Coz more and more are driving automatics. Not a hope in hell of getting auto drivers to engage neutral and pull on the handbrake (myself included!) at a traffic light or roundabout or junction....
Those drivers, for the most part, wouldn't have bothered doing so in a manual either.
Edit. Apologies for going off topic to a degree, the point I was making is holding the vehicle stationary on hot brakes using the pedal is one of the mechanisms by which discs can warp.
A friend of mine was a service manager for a large Honda dealership in MK, land of rhe roundabouts. He had a visit from the technical boys from the importer who were wanting to know why there were so many warranty claims for warped discs.
He took them out and gave the car a good caning to get the brakes hot - he was was an amateur rally driver so had no problems warming things up - then drove back across town briskly while being sure to hold the car stationary with the pedal at every roundabout. Sure enough, a good judder had set in before they were back home.
Holding hot pads, which are being kept hot by the relatively dense mass of metal in the caliper, against the disc prevents the disc from cooling as quickly as it otherwise might. That fraction of a mm gap when the pedal is released is sufficient to prevent conductive heat transfer and holding the pedal down closes it tight. The rest of the disc is exposed to the air and cools, and thus contracts, more rapidly. Obviously, if one part of a surface contracts more quickly than another then the material is liable to derform, and once the warping has begun the effect becomes cumumlative.
I don't think it's liable to be an issue for the typical fairly average driver, but those who drive hard and habitually ignore the handbrake or do a lot or urban work getting up to speed and then braking again (cabbies) tend to be the ones that suffer.
When I learned to drive in the early 80's my instructor would smack me across the back of the Knuckles with a steel rule if I held the foot brake for more than a count of three, and you soon bloody well learned not to do it.
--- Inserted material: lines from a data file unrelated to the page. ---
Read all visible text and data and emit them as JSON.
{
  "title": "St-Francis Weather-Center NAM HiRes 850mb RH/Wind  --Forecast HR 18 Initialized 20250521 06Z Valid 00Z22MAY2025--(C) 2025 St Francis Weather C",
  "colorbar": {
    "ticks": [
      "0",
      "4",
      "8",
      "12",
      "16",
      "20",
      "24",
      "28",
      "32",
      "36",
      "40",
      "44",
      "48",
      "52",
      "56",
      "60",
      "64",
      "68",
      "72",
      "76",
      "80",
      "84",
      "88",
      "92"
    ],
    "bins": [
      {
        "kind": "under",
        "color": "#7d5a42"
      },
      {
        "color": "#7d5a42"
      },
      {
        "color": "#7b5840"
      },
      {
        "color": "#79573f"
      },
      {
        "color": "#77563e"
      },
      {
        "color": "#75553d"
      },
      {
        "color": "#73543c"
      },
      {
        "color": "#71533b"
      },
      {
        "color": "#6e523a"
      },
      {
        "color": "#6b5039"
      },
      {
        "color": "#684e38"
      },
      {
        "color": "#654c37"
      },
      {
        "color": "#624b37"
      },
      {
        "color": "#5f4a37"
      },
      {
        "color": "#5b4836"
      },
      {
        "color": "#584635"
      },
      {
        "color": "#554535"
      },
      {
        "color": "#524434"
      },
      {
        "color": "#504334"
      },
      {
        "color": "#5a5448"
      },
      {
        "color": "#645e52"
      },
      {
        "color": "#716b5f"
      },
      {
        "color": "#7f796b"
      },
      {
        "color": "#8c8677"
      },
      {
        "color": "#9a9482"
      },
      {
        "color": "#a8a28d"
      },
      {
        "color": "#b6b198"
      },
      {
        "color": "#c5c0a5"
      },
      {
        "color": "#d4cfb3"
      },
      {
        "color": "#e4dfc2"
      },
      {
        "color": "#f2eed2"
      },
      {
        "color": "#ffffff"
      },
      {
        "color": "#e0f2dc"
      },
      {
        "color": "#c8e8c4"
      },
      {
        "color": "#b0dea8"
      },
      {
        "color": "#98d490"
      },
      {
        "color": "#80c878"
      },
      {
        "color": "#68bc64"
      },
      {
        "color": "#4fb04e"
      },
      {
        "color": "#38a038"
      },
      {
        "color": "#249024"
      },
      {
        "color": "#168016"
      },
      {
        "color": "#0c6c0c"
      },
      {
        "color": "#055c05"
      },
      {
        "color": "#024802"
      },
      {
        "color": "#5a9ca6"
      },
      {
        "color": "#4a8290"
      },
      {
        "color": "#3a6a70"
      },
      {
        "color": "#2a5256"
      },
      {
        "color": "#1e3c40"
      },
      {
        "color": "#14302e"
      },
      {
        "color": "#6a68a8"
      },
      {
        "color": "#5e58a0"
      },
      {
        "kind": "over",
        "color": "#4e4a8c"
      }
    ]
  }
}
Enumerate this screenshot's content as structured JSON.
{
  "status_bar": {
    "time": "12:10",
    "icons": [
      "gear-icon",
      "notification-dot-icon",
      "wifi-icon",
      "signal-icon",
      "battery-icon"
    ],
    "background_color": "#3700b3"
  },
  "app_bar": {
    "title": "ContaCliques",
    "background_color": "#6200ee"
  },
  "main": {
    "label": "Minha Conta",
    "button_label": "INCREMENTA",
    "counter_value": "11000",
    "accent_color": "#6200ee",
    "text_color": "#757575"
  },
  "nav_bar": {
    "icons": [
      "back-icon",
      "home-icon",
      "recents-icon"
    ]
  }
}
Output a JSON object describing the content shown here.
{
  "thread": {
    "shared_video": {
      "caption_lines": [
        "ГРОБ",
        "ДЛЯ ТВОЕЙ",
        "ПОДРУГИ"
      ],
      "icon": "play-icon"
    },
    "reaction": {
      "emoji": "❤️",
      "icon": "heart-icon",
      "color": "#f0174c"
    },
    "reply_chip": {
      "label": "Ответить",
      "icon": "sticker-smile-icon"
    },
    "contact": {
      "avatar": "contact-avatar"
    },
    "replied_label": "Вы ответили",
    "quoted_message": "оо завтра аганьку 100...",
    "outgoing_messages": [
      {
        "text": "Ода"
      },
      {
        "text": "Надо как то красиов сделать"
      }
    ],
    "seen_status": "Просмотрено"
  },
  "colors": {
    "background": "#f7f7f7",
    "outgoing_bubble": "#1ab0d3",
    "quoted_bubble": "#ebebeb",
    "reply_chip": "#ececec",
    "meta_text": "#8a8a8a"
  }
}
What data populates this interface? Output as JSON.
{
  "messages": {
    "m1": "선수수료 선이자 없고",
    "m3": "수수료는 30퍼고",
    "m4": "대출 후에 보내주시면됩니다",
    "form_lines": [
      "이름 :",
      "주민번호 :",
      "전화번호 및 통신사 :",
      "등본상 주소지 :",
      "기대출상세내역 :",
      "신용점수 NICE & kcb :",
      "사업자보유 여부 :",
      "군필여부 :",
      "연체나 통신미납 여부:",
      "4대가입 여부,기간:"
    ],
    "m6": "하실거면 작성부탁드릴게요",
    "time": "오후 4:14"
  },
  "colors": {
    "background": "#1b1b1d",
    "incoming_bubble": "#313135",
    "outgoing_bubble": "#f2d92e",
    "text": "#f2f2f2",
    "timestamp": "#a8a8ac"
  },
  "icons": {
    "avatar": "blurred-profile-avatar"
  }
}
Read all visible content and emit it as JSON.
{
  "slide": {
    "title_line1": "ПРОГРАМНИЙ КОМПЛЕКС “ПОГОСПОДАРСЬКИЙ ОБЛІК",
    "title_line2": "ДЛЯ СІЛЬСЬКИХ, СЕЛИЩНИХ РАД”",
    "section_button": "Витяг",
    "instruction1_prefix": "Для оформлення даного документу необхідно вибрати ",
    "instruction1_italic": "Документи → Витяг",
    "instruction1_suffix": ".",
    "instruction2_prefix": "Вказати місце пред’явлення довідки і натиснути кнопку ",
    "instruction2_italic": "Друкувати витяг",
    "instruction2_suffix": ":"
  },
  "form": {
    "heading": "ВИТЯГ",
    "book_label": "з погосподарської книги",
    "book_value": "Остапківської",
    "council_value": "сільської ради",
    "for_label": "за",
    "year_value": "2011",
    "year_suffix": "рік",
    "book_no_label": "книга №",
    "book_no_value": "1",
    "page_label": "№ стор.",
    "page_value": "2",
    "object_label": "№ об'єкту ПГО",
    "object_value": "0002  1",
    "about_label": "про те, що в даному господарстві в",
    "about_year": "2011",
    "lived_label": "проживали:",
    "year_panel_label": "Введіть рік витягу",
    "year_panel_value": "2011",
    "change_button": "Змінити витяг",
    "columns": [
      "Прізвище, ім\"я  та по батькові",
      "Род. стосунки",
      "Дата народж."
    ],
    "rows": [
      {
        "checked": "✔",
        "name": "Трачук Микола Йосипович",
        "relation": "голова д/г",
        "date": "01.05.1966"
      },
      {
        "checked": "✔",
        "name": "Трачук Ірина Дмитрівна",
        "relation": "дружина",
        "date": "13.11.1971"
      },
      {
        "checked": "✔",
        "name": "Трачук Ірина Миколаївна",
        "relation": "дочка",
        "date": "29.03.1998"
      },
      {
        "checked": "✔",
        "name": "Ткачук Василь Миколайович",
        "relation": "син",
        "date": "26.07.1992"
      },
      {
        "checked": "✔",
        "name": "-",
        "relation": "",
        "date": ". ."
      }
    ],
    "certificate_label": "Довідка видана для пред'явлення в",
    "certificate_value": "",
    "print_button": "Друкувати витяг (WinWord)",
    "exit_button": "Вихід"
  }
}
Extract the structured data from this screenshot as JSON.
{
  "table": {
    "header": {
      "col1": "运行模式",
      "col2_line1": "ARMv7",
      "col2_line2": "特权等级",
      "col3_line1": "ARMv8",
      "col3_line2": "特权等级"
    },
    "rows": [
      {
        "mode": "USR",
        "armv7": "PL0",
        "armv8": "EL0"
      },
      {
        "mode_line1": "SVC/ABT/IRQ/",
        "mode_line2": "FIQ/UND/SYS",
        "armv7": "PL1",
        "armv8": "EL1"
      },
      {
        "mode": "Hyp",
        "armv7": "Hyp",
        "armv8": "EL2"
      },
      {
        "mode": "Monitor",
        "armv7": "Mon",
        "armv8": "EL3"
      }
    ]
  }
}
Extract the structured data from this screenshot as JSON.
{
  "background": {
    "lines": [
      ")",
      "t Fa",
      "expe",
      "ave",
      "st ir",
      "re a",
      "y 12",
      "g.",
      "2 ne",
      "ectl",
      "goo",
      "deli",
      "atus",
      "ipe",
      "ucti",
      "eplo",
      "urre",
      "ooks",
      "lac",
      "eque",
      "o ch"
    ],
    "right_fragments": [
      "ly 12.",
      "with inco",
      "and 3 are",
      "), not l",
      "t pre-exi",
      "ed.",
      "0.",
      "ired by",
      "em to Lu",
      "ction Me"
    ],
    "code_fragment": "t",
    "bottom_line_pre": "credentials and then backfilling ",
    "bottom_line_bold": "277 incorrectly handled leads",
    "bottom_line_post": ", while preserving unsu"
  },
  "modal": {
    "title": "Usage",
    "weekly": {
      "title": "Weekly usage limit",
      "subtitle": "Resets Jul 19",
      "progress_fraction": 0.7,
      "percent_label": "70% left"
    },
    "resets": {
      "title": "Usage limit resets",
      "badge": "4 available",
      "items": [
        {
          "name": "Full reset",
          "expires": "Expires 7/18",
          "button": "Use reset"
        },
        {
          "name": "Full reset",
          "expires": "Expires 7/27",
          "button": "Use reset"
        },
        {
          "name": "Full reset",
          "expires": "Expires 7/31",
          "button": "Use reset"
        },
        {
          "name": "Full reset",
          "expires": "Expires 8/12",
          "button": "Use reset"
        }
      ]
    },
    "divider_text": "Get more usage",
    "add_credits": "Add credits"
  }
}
These days the typical driving instructor is no better a driver than the average driver, and just so happens to be someone with a driving teaching qualification, nothing more. Anticipate if you're "slowing to go" or "slowing to stop" and use the handbrake accordingly.
A secondary issue is one of not being in full control (in the physical sense, not the roat traffic act sense.) The vehicle has no forward motion and as you lift your foot of the brake for that moment you have no motion and no control of the brake or accelerator, which is never a desirable state of affairs. A driver should have positive control over the vehicles state at all times, and that's why you'd fail your driving test for doing it.